実録・戦後放送史- 電波取材に生涯を捧げた 記者・阿川秀雄の記録 -


実録・戦後放送史 第159回

「カラーテレビの登場⑭」

第4部 テレビ普及に向けた動き

 さて、カラーテレビジョン関係省令改正を巡る聴聞2日目の13日は、中西、公平両審理官の特別のはからいで、利害関係者から自由な発言と質問を許した。

 このため全国各地の民放関係者が待ちかねたように一斉に発言を求め、議論を展開していった。ラジオ中国(大原氏)、NTV(山際氏)、ラジオ東京(遠藤氏)、CBC(小島氏)、RKB(白石氏)らが交々起ち、主として「実施の時期」について、おのおのの考えを主張し、あるいはこれに対する甲論乙駁、果ては感情まで交えて会場は騒然となった。
 これらの中でRKBの白石氏は「本日の議論は放送事業者ばかりである。強いて言えばカラーテレビは放送事業者だけのものではない。むしろ視聴者国民の意見を聴くべきである」と審理官に迫る場面があった。これに対して中西審理官は「参考人の申請があればこれを認める。また重要な議案であるので十分時間をかけるにやぶさかでない」と答えたため、なんとかこの場を収拾できたという一幕もあってから、3日目の14日には毎日放送の高橋信三専務と甘利電波監理局長との間に次のような質疑が展開された。
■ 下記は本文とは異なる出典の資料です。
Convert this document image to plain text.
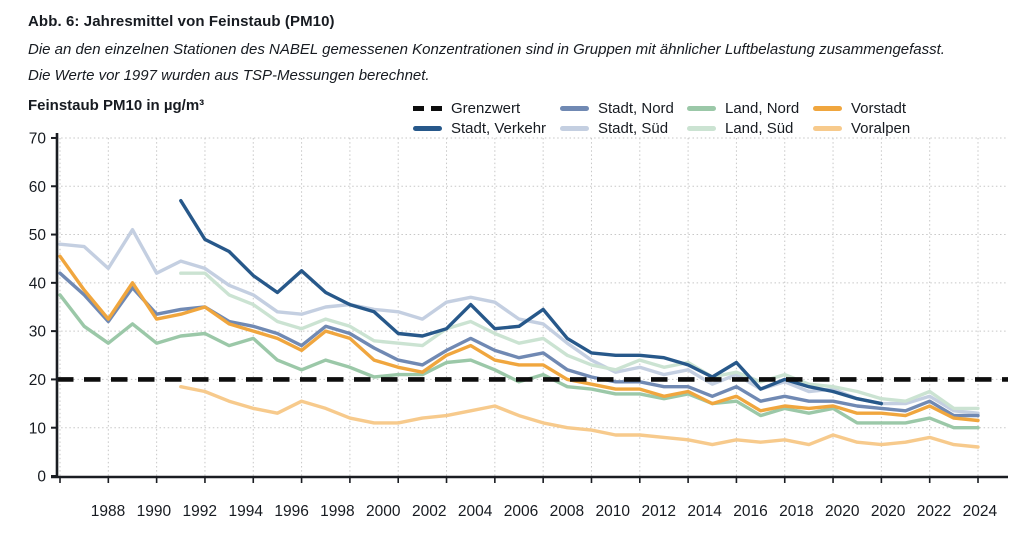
Abb. 6: Jahresmittel von Feinstaub (PM10)
Die an den einzelnen Stationen des NABEL gemessenen Konzentrationen sind in Gruppen mit ähnlicher Luftbelastung zusammengefasst.
Die Werte vor 1997 wurden aus TSP-Messungen berechnet.
Feinstaub PM10 in µg/m³	Grenzwert
Stadt, Verkehr
Stadt, Nord
Stadt, Süd
Land, Nord
Land, Süd
Vorstadt
Voralpen
0
10
20
30
40
50
60
70
1988 1990 1992 1994 1996 1998 2000 2002 2004 2006 2008 2010 2012 2014 2016 2018 2020 2020 2022 2024
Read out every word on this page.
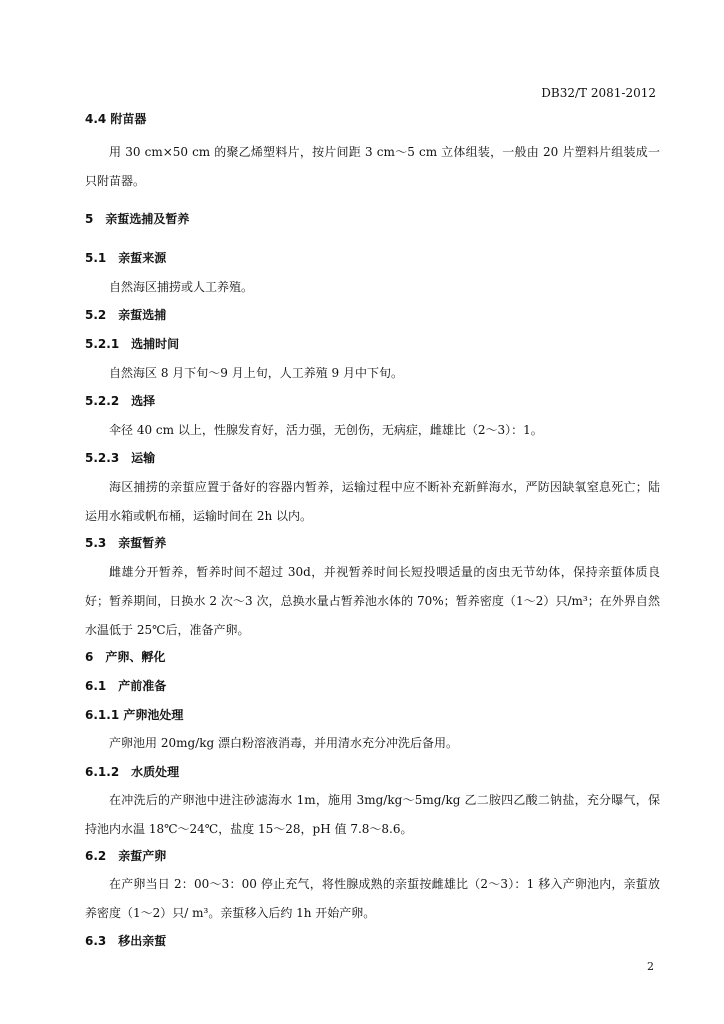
DB32/T 2081-2012
4.4 附苗器
用 30 cm×50 cm 的聚乙烯塑料片，按片间距 3 cm～5 cm 立体组装，一般由 20 片塑料片组装成一只附苗器。
5　亲蜇选捕及暂养
5.1　亲蜇来源
自然海区捕捞或人工养殖。
5.2　亲蜇选捕
5.2.1　选捕时间
自然海区 8 月下旬～9 月上旬，人工养殖 9 月中下旬。
5.2.2　选择
伞径 40 cm 以上，性腺发育好，活力强，无创伤，无病症，雌雄比（2～3）：1。
5.2.3　运输
海区捕捞的亲蜇应置于备好的容器内暂养，运输过程中应不断补充新鲜海水，严防因缺氧窒息死亡；陆运用水箱或帆布桶，运输时间在 2h 以内。
5.3　亲蜇暂养
雌雄分开暂养，暂养时间不超过 30d，并视暂养时间长短投喂适量的卤虫无节幼体，保持亲蜇体质良好；暂养期间，日换水 2 次～3 次，总换水量占暂养池水体的 70%；暂养密度（1～2）只/m³；在外界自然水温低于 25℃后，准备产卵。
6　产卵、孵化
6.1　产前准备
6.1.1 产卵池处理
产卵池用 20mg/kg 漂白粉溶液消毒，并用清水充分冲洗后备用。
6.1.2　水质处理
在冲洗后的产卵池中进注砂滤海水 1m，施用 3mg/kg～5mg/kg 乙二胺四乙酸二钠盐，充分曝气，保持池内水温 18℃～24℃，盐度 15～28，pH 值 7.8～8.6。
6.2　亲蜇产卵
在产卵当日 2：00～3：00 停止充气，将性腺成熟的亲蜇按雌雄比（2～3）：1 移入产卵池内，亲蜇放养密度（1～2）只/ m³。亲蜇移入后约 1h 开始产卵。
6.3　移出亲蜇
2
 高橋氏「郵政省は方式決定即本放送実施と考えているようだが、その理由は何か。」

 甘利局長「諸般の情勢から実施の時期に来たと考えている。その一つの理由としてNHKに、その準備状況、研究の実情を聞いたところ『いつ本放送に切り替えてもよい』ということだった。また民放事業者からも強い要望もあり、民放は自社の経営も考えて、やりたいところから自主的判断でやればよいと思う。」

 高橋氏「受像機の普及状況を考えて暫く実用化試験局としたらどうか。」

 甘利局長「受信機の生産面を考えると試験局などでは力が入らないと思う。」

 そこで高橋氏は、NHKに質問の矢を向け「民放連の大半の意見は実施には時期尚早である。そこでお伺いしたいが、NHKは民放がやらなくても本放送に踏み切る考えか」と質した。これに答えてNHK田辺技術局長は「NHKとしては長期にわたる実験研究の結果、いつ本放送に入ってもよい状況にある。但しNHKの経営は受信料を基盤としているので、今すぐカラー放送に多額の経費を注ぎこむことはできない。また現在の白黒受信者にも迷惑をかけぬよう十分な配慮が必要だ。したがって本放送といっても、いまのところは『実験局の延長』くらいに考えている」

 さらに高橋氏が「NHKは教育テレビとカラーのいずれを優先的に考えているか」と突っ込むと田辺氏は「もちろん教育局が優先である」との考えを示した。さらに、高橋氏はラジオ東京の遠藤氏に向かって「ラジオ東京は暫定方式を主張しているが、暫定方式でも本放送を始める考えか」ときわどい質問に転じた。それに対して遠藤氏は「当社としては、あくまで暫定方式を主張しており、本放送などは時期尚早だ」と首尾一貫していた。 

阿川 秀雄

阿川 秀雄

1917年(大正6年)~2005年(平成17年)

昭和11年早稲田大学中退、同年3月、時事新報社入社、以後、中国新聞社、毎日新聞社等を経て通信文化新報編集局次長。昭和25年5月電波タイムス社創立。